Annie Van Lew Hall’s aunt, Elizabeth Van Lew, was the leader of a spy operation in the Confederate capital of Richmond, Virginia. Among those working for Van Lew was an African American woman named Mary, later identified as Mary Jane Richards.

The Van Lew family and Richards detested the Confederacy, providing care to northern troops who were wounded in battles fought near their home. At the same time, Elizabeth Van Lew “established contact with the U.S. government” and started providing “military intelligence to army leaders and assisting in the escape of prisoners of war from Richmond.”

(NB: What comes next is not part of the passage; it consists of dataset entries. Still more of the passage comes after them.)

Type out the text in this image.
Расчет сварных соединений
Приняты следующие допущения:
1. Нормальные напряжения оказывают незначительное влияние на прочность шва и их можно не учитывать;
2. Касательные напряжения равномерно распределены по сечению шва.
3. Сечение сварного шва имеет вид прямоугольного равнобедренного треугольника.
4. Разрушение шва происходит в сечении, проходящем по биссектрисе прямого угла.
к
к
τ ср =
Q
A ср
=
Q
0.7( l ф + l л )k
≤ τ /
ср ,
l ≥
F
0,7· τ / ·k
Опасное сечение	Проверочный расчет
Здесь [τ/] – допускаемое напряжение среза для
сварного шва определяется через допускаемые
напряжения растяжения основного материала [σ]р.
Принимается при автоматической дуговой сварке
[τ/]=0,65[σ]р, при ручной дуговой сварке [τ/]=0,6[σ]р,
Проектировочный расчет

Multiple slaves and free African Americans contributed to the espionage operation, including Mary Jane Richards. After the war, Richards recalled her experiences as a spy in multiple public speeches. According to the Anglo African, Richards said “she went into President Davis’s house while he was absent, seeking for washing, and while there was conducted into a private office by one of the clerks, when she opened the drawers of a cabinet and scrutinized the papers. While thus employed Jeff came in and inquired of her what she was doing there, but considering she was colored allowed her to go in peace.”

While there is no official record of Richards’ birth, researchers believe she was born around 1840 in Virginia. It is also unclear who her parents were; Richards provided contradictory explanations about her mother’s identity through the years, including that her mother was a slave, that she didn’t know who her mother was, and that her mother was white. Richards made similarly confusing statements about her father, who she said was unknown and also “a mixture of Cuban-Spaniard and negro.”

St. John’s Episcopal Church in Richmond, Virginia, has the first “probable” record of Richards, which states that “a colored child belonging to Mrs. [Eliza] Van Lew” called “Mary Jane” was baptized on May 17, 1846. Years later, the Van Lew family sent Richards to New Jersey for a formal education, but she eventually returned to Virginia.

While Annie Van Lew Hall’s 20th-century recollection of a Civil War spy named “Mary Elizabeth Bowser” wasn’t quite right, researchers agree Hall was likely referring to Mary Jane Richards, whose clandestine contributions helped the Union win the Civil War.

  1. Mary Jane Richards was a black woman who operated as a spy during the Civil War.
  2. An early 20th-century account of Richards’ role as a spy incorrectly referred to her as Mary Elizabeth Bowser.
  3. While working as a spy, Richards snuck into the home of Jefferson Davis, who served as president of the Confederacy.